Social Security defenders like Greider objected to the tax holiday because, as he wrote in his Nation piece, it “would undermine the long-term solvency of Social Security unless the government replaced the lost revenue.” The danger is that it may not be replaced over the long run, Nancy Altman of the progressive group Strengthen Social Security told CJR.
In its “to-be-sure” graph, the Post acknowledged “Social Security is hardly the biggest drain on the budget,” but said that “its finances would continue to deteriorate” as baby boomers claimed their benefits. That will happen as the country heads toward 2036, and the system’s supporters have acknowledged that some fixes must be made. But there are deep ideological differences about how the trust funds should be replenished. The story did not discuss the range of options for fixing the trust funds after 2036; nor did it explain who would be most affected by those changes. One oblique suggestion the Post made for fixing the finances was to change the way that cost of living increases are calculated, but it did not describe how a new method might work, or how it might affect those people who rely on their benefits keeping pace with inflation.
An explanation would have been useful.The change in the way COLA is calculated may indeed be modest for those in their early retirement years, but it would nevertheless amount to a cut. Those cuts compound, and pinch retirees in their later years, when other sources of income run out. They may not be modest for people who become disabled early in life and need to rely on Social Security for a long time. Social Security’s chief actuary Steve Goss estimates that changes in the CPI would amount to about a seven percent benefit cut for someone turning eighty-five in 2035. Older women would be hurt the most. The National Women’s Law Center calculates that a woman with an initial benefit of $1,100 would lose more than $6,300 by age eighty and more than $15,000 by age ninety—the equivalent of more than a year’s worth of benefits.
The Post’s story offered a brief Social Security history lesson, but it omitted a crucial piece—the backstory of the drive to change the program. In 1983, the Cato Journal, a Cato Institute publication, laid out a game plan to undermine confidence in the system and to eventually make fundamental changes in Social Security that would transform it from social insurance into a system of privatized accounts. Written by Stuart Butler, now at the Heritage Foundation, and Peter Germanis, the paper discussed a strategy that has been unfolding for three decades. “We must press for modest changes in the laws and regulations designed to make private pension options more attractive, and we must expand the fundamental flaws and contradictions in the existing system,” they wrote. “In so doing, we will strengthen the coalition for privatizing Social Security and we will weaken the coalition for retaining or expanding the current system.”

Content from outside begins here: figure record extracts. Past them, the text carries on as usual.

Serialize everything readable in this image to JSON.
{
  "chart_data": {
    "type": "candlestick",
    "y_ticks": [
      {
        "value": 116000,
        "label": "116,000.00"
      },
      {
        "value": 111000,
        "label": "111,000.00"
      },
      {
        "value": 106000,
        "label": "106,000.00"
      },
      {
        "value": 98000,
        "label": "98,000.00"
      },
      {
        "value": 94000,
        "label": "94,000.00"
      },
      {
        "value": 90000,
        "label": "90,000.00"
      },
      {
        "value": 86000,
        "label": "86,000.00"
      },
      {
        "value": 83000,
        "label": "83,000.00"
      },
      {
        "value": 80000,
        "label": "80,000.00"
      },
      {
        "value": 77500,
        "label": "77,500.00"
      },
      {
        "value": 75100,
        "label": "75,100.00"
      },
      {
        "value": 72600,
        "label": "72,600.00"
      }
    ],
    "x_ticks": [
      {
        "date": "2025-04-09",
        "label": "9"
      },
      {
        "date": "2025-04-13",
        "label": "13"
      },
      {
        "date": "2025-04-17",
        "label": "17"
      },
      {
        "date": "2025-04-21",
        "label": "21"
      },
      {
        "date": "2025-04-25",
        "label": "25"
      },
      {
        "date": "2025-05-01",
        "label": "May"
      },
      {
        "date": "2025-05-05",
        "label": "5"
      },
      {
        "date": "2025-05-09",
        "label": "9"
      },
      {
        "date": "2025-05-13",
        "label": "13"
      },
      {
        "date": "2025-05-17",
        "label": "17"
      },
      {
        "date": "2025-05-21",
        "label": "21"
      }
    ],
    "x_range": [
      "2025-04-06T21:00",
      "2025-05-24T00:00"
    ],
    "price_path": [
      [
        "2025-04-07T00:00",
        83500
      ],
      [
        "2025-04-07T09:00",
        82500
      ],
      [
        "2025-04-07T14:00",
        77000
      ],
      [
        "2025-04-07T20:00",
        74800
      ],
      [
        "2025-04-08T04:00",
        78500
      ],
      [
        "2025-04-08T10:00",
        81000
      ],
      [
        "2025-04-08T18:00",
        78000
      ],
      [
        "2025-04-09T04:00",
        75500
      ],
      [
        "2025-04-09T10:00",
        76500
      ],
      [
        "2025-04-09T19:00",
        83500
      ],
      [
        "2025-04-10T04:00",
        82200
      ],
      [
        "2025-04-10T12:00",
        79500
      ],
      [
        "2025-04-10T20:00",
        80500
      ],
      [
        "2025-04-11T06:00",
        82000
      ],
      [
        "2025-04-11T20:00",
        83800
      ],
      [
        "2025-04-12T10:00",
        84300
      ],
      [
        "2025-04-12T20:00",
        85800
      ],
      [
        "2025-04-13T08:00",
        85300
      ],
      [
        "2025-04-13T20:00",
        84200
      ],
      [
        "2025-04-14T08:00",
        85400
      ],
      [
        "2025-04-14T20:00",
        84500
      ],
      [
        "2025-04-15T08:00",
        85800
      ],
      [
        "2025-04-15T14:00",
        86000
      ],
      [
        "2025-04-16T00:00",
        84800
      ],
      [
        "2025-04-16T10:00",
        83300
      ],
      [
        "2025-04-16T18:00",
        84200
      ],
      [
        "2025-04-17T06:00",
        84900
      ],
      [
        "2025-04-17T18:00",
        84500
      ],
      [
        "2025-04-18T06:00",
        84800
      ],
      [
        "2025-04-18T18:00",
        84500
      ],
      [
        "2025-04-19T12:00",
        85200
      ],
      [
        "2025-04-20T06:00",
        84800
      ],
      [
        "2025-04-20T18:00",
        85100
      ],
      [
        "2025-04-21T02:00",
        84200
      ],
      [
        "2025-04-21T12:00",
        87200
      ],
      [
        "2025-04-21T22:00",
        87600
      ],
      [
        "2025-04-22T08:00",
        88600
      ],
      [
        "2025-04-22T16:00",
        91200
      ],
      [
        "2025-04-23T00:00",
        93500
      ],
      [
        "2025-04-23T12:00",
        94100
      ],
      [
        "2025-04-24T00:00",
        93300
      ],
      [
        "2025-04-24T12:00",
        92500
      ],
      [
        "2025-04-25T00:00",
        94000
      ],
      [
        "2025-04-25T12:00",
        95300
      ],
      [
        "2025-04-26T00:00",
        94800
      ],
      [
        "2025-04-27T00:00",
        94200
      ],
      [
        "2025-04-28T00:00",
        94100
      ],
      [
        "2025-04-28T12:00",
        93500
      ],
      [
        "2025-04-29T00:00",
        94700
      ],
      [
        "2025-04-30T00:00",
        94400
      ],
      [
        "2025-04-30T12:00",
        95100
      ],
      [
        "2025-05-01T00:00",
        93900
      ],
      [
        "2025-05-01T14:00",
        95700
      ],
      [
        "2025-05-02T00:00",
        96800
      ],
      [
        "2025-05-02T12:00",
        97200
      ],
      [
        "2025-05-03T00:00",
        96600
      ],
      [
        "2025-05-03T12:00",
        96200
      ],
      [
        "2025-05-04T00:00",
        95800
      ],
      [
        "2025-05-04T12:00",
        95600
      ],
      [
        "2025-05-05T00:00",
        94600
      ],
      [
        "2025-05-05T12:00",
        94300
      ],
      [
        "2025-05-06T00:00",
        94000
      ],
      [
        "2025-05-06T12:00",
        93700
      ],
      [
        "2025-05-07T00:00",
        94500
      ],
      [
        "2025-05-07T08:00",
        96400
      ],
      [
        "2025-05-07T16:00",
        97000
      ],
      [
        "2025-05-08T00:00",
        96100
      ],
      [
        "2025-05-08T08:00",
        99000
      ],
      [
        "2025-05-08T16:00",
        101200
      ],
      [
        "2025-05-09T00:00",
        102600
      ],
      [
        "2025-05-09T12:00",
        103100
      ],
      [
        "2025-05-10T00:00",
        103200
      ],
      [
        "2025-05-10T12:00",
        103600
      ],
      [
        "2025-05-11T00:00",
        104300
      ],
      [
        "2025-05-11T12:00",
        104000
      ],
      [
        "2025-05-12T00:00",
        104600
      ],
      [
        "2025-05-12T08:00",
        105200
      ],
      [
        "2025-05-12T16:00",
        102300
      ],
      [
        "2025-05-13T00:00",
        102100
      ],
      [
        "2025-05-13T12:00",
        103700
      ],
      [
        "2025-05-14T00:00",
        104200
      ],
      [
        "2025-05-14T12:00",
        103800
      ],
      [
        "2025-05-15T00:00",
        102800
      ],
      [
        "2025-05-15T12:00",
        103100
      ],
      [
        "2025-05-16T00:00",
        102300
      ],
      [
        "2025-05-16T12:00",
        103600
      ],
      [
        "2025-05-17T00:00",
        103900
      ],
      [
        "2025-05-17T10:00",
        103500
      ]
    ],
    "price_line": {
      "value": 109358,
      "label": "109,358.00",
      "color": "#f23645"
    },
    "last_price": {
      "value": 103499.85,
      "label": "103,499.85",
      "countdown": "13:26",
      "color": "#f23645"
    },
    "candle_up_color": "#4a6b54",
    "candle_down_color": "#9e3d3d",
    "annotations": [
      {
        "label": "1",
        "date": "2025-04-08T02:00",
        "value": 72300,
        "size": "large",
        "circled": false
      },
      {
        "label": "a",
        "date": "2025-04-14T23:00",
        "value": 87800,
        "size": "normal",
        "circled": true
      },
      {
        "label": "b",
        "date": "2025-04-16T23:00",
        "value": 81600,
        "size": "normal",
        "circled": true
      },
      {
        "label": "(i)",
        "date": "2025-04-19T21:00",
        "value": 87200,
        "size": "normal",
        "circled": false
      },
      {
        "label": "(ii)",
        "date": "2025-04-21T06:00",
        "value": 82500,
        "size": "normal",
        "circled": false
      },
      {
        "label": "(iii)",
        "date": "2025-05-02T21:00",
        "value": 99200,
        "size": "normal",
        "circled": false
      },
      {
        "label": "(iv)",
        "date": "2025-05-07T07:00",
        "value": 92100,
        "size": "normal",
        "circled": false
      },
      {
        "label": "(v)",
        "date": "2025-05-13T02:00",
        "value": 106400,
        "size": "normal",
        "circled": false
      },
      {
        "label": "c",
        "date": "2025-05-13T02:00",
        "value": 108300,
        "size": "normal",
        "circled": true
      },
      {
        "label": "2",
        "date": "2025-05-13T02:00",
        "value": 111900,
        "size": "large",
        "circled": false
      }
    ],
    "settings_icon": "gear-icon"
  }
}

The paper detailed how the public could be brought along to accept a privatized model and how the opposition could be neutralized by “calming existing beneficiaries,” “educating the public,” and enlisting help from the banking industry and other business groups that can benefit from a private plan. “We must be prepared for a long campaign,” they advised. Butler and Germanis argued that a main element of their reform strategy “involves what one might crudely call guerrilla warfare against both the current Social Security system and the coalition that supports it. An economic education campaign, assisted by modest changes in the law—must be undertaken to demonstrate the weaknesses of the existing system.”